With the world's population becoming increasingly mobile, it's not uncommon to create a Will while living in one state and then to move to California to reside.
California Probate Code Section 6113 provides:
A written will is validly executed if its execution complies with any of the following:
(a) The will is executed in compliance with Section 6110 or 6111 or Chapter 6 (commencing with Section 6200) (California statutory will) or Chapter 11 (commencing with Section 6380) (Uniform International Wills Act).
(b) The execution of the will complies with the law at the time of execution of the place where the will is executed.
(c) The execution of the will complies with the law of the place where at the time of execution or at the time of death the testator is domiciled, has a place of abode, or is a national.

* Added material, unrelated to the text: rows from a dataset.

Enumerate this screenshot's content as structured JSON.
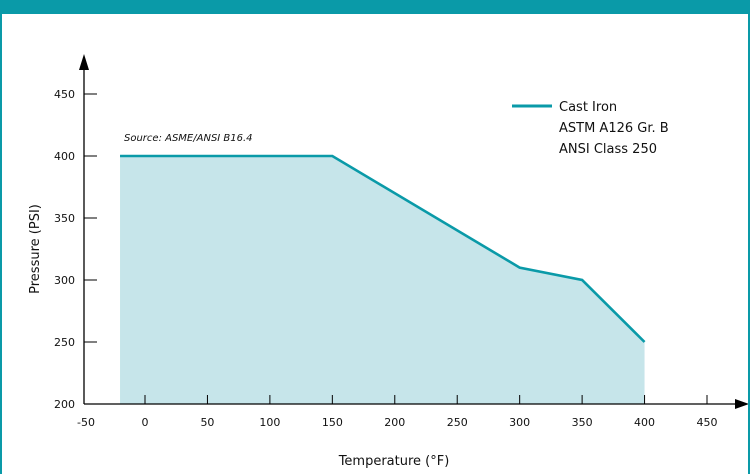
{
  "chart_data": {
    "type": "area",
    "source_note": "Source: ASME/ANSI B16.4",
    "xlabel": "Temperature (°F)",
    "ylabel": "Pressure (PSI)",
    "xlim": [
      -50,
      450
    ],
    "ylim": [
      200,
      450
    ],
    "x_ticks": [
      -50,
      0,
      50,
      100,
      150,
      200,
      250,
      300,
      350,
      400,
      450
    ],
    "y_ticks": [
      200,
      250,
      300,
      350,
      400,
      450
    ],
    "legend": [
      "Cast Iron",
      "ASTM A126 Gr. B",
      "ANSI Class 250"
    ],
    "legend_position": "top-right",
    "series": [
      {
        "name": "Cast Iron ASTM A126 Gr. B ANSI Class 250",
        "x": [
          -20,
          150,
          300,
          350,
          400
        ],
        "y": [
          400,
          400,
          310,
          300,
          250
        ]
      }
    ]
  },
  "colors": {
    "line": "#0a9aa8",
    "fill": "#c6e5ea",
    "border": "#0a9aa8",
    "axis": "#000000"
  }
}
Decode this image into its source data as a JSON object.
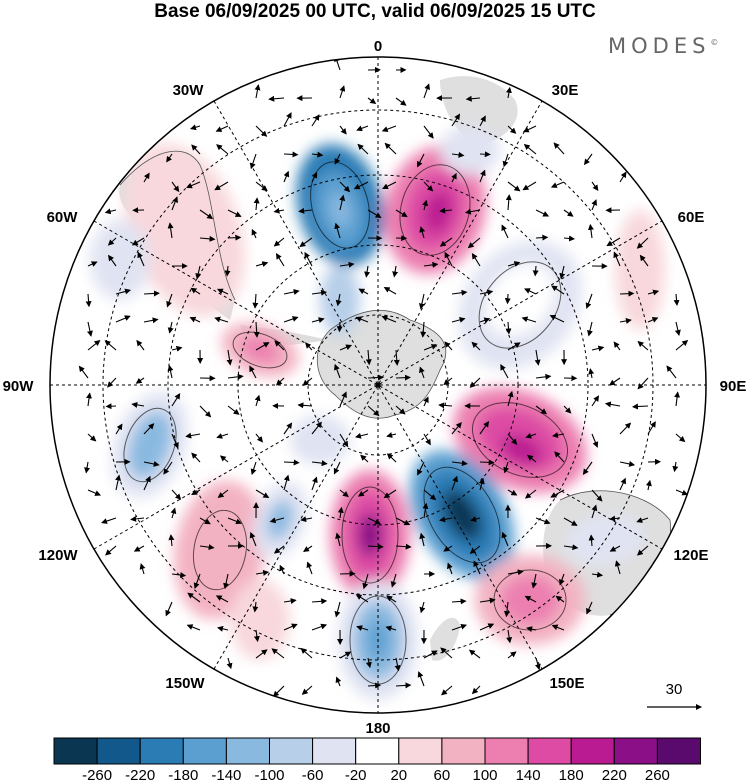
{
  "title": "Base 06/09/2025 00 UTC, valid 06/09/2025 15 UTC",
  "brand": "MODES",
  "brand_mark": "©",
  "longitude_labels": [
    "0",
    "30E",
    "60E",
    "90E",
    "120E",
    "150E",
    "180",
    "150W",
    "120W",
    "90W",
    "60W",
    "30W"
  ],
  "reference_vector": {
    "label": "30"
  },
  "colorbar": {
    "ticks": [
      "-260",
      "-220",
      "-180",
      "-140",
      "-100",
      "-60",
      "-20",
      "20",
      "60",
      "100",
      "140",
      "180",
      "220",
      "260"
    ],
    "colors": [
      "#0b3652",
      "#12588a",
      "#2b7bb5",
      "#5a9fd0",
      "#8ab9e0",
      "#b7cfe9",
      "#e0e3f2",
      "#ffffff",
      "#f8d8dc",
      "#f3b2c2",
      "#ec7fb0",
      "#dd4ba4",
      "#bb1b92",
      "#8b0f87",
      "#5a0a6c"
    ]
  },
  "colors": {
    "land": "#d9d9d9",
    "coast": "#555555"
  }
}
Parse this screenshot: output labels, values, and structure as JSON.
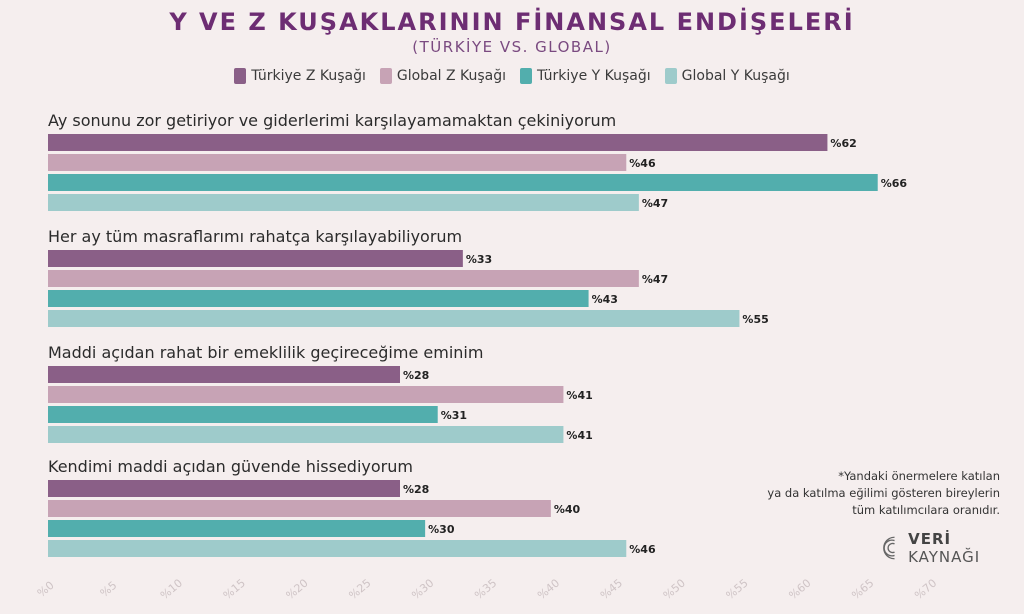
{
  "chart_data": {
    "type": "bar",
    "orientation": "horizontal",
    "title": "Y VE Z KUŞAKLARININ FİNANSAL ENDİŞELERİ",
    "subtitle": "(TÜRKİYE VS. GLOBAL)",
    "categories": [
      "Ay sonunu zor getiriyor ve giderlerimi karşılayamamaktan çekiniyorum",
      "Her ay tüm masraflarımı rahatça karşılayabiliyorum",
      "Maddi açıdan rahat bir emeklilik geçireceğime eminim",
      "Kendimi maddi açıdan güvende hissediyorum"
    ],
    "series": [
      {
        "name": "Türkiye Z Kuşağı",
        "color": "#8a5f87",
        "values": [
          62,
          33,
          28,
          28
        ]
      },
      {
        "name": "Global Z Kuşağı",
        "color": "#c7a3b5",
        "values": [
          46,
          47,
          41,
          40
        ]
      },
      {
        "name": "Türkiye Y Kuşağı",
        "color": "#52aead",
        "values": [
          66,
          43,
          31,
          30
        ]
      },
      {
        "name": "Global Y Kuşağı",
        "color": "#9ecbcb",
        "values": [
          47,
          55,
          41,
          46
        ]
      }
    ],
    "value_prefix": "%",
    "xlim": [
      0,
      70
    ],
    "xticks": [
      "%0",
      "%5",
      "%10",
      "%15",
      "%20",
      "%25",
      "%30",
      "%35",
      "%40",
      "%45",
      "%50",
      "%55",
      "%60",
      "%65",
      "%70"
    ],
    "legend_position": "top",
    "grid": false
  },
  "footnote": [
    "*Yandaki önermelere katılan",
    "ya da katılma eğilimi gösteren bireylerin",
    "tüm katılımcılara oranıdır."
  ],
  "brand": {
    "bold": "VERİ",
    "rest": "KAYNAĞI"
  }
}
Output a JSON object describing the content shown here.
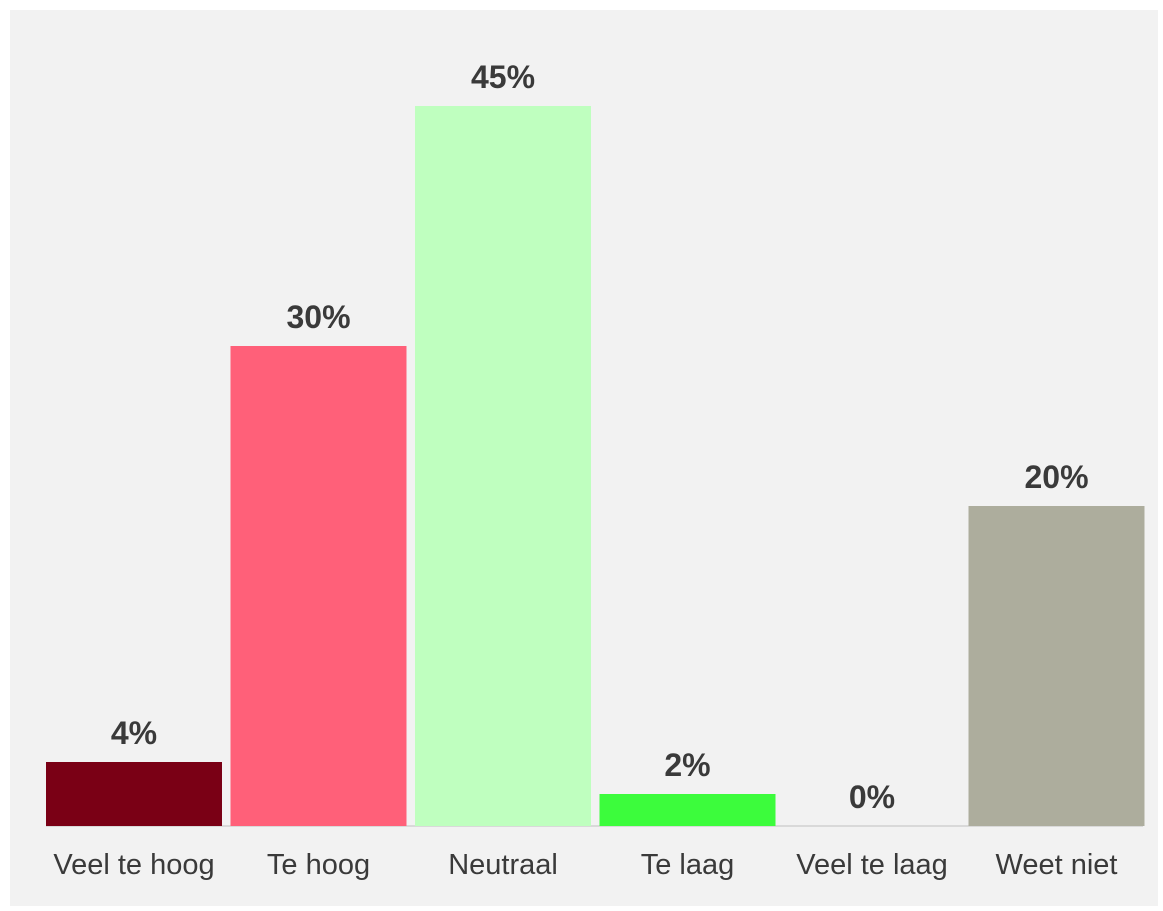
{
  "chart_data": {
    "type": "bar",
    "categories": [
      "Veel te hoog",
      "Te hoog",
      "Neutraal",
      "Te laag",
      "Veel te laag",
      "Weet niet"
    ],
    "values": [
      4,
      30,
      45,
      2,
      0,
      20
    ],
    "value_labels": [
      "4%",
      "30%",
      "45%",
      "2%",
      "0%",
      "20%"
    ],
    "colors": [
      "#7a0015",
      "#ff6079",
      "#bfffbf",
      "#3cfc3c",
      "#bfbfbf",
      "#adad9d"
    ],
    "title": "",
    "xlabel": "",
    "ylabel": "",
    "ylim": [
      0,
      45
    ],
    "grid": false,
    "legend": "none",
    "baseline_color": "#d9d9d9"
  }
}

Therefore, for purposes of California law, if a Will was executed while the deceased person lived outside of California, but complies with the laws of that state, then it will be valid under California law.
Personal Property vs. Real Property
The disposition of a deceased person's personal property is governed by the laws of the state where the person was domiciled at the time of his or her death. Real property dispositions, on the other hand, are governed by the laws of the state where the real property is located. Thus for example, if a California resident died owning property in Florida, then a probate proceeding may need to be separately started in Florida for the purpose of distributing the deceased person's Florida property.
Jurisdictional issues can sometimes get confusing. For those moving into California, the validity of Wills created while living outside of California (so long as they follow the formalities of the other state) should not be an issue. However, for California residents who are contemplating moving to another state, it is important to obtain a review of your estate planning documents by a qualified estate planning lawyer in that state.